Outliers and Other Fragmented Works

Practice builds experience. A few weeks ago, I finished several very fragmented works, which needs to be summerized. First is outliers detection. Until joining in House Prediction Competiton did I realized how important outliers handling is! At first I recode outliers (I define outliers by histogram) to a high quantile. I gradually found this is wrong. It will generate accumulation of special values. Then, it does no good to prediction. I posted this question and read others tutorial notebooks. I found using binary distibution plot (scatter plot) is helpful. Those points who are opposite to main distribution should be dropped. It really improve my LB ranking.

However, there’s no free lunch, dropping samples will cause sample size reduction. The first method will not lose samples. This is a trade-off. Another way for tackling outliers is IsolationForest, but I haven’t tried it.

A post written by Nina Zumel focuses on Bayesian approach is really easy to understand. It introduce a simple framework of Bayesian inference. Although the data is simple, it reminds me that

Common statistical tests are linear models

written by Jonas Kristoffer Lindeløv. The simple framework could be generilzed to regression analysis.

Some papers written by big professors not teaching you technic, but improve your data IQ. The first one is Statistical Modeling: The Two Cultures by Leo Brieman. Others could be found at this article’s reference list.
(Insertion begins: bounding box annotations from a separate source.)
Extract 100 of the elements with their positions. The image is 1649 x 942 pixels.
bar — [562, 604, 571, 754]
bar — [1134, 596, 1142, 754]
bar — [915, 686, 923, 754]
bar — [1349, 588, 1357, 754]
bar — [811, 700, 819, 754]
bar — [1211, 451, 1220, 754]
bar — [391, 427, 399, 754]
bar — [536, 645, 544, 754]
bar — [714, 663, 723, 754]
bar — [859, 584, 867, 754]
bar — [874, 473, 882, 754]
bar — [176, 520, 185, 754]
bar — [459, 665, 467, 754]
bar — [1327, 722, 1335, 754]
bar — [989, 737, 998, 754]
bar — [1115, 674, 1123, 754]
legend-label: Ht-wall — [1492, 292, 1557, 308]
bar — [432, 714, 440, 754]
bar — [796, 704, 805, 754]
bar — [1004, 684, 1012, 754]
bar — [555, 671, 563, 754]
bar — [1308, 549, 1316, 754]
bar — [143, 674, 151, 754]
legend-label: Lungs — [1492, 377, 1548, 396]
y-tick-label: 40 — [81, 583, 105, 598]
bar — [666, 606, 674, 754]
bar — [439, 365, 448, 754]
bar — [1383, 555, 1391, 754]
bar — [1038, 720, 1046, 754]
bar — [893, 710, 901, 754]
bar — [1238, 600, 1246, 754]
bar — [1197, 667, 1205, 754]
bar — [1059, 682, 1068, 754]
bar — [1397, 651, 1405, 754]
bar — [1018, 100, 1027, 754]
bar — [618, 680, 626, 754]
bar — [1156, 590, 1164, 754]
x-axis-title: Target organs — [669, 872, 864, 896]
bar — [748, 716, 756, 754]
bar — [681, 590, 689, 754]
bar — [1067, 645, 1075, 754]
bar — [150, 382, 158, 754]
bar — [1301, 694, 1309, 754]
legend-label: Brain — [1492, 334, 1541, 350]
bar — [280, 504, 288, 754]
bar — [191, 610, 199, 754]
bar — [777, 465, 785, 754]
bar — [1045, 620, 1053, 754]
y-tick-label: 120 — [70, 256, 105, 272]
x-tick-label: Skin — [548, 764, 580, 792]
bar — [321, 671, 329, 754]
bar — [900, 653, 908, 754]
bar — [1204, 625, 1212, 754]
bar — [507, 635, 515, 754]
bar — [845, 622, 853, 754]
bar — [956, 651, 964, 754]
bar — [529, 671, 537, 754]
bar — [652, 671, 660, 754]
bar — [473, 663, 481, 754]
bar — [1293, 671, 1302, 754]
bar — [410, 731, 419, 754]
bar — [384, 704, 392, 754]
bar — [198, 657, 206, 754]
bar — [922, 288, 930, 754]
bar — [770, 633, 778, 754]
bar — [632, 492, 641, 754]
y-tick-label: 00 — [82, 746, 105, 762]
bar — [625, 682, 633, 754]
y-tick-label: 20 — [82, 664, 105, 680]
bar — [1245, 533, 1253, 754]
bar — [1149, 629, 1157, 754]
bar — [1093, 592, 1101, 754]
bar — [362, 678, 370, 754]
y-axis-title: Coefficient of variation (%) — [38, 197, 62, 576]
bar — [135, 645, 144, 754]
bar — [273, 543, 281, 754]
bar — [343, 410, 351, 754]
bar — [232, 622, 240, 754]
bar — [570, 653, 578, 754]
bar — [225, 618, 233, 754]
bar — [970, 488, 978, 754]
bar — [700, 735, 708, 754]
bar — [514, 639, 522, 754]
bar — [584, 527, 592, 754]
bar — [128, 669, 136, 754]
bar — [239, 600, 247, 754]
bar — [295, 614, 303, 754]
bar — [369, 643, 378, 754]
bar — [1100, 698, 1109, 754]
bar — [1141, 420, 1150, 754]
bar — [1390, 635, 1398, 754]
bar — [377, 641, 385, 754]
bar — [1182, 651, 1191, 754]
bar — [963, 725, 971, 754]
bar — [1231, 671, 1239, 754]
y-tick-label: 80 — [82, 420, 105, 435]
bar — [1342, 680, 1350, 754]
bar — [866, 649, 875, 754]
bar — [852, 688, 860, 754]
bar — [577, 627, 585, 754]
Those papers are great help to my thesis.

After finishing a text classification task (a semi-intern), I found it’s important to make columns 1:1 corresponding between train set and test set, or the result will be totally messed up. I write this:

def consist_train_test(test):
    make test set columns corresponding to train set
    new_df = pd.DataFrame()
    for i in train_col: # train_col = train.columns
        if i in test.columns:
            new_df[i] = test[i]
            new_df[i] = 0
    new_df.fillna(0, inplace = True)
    order = train_col
    new_df[order] # order data
    return new_df

This actually a practical trick. Some algorithms will throw an error if you don’t do this. Similarly, I solved this problem at my shiny app.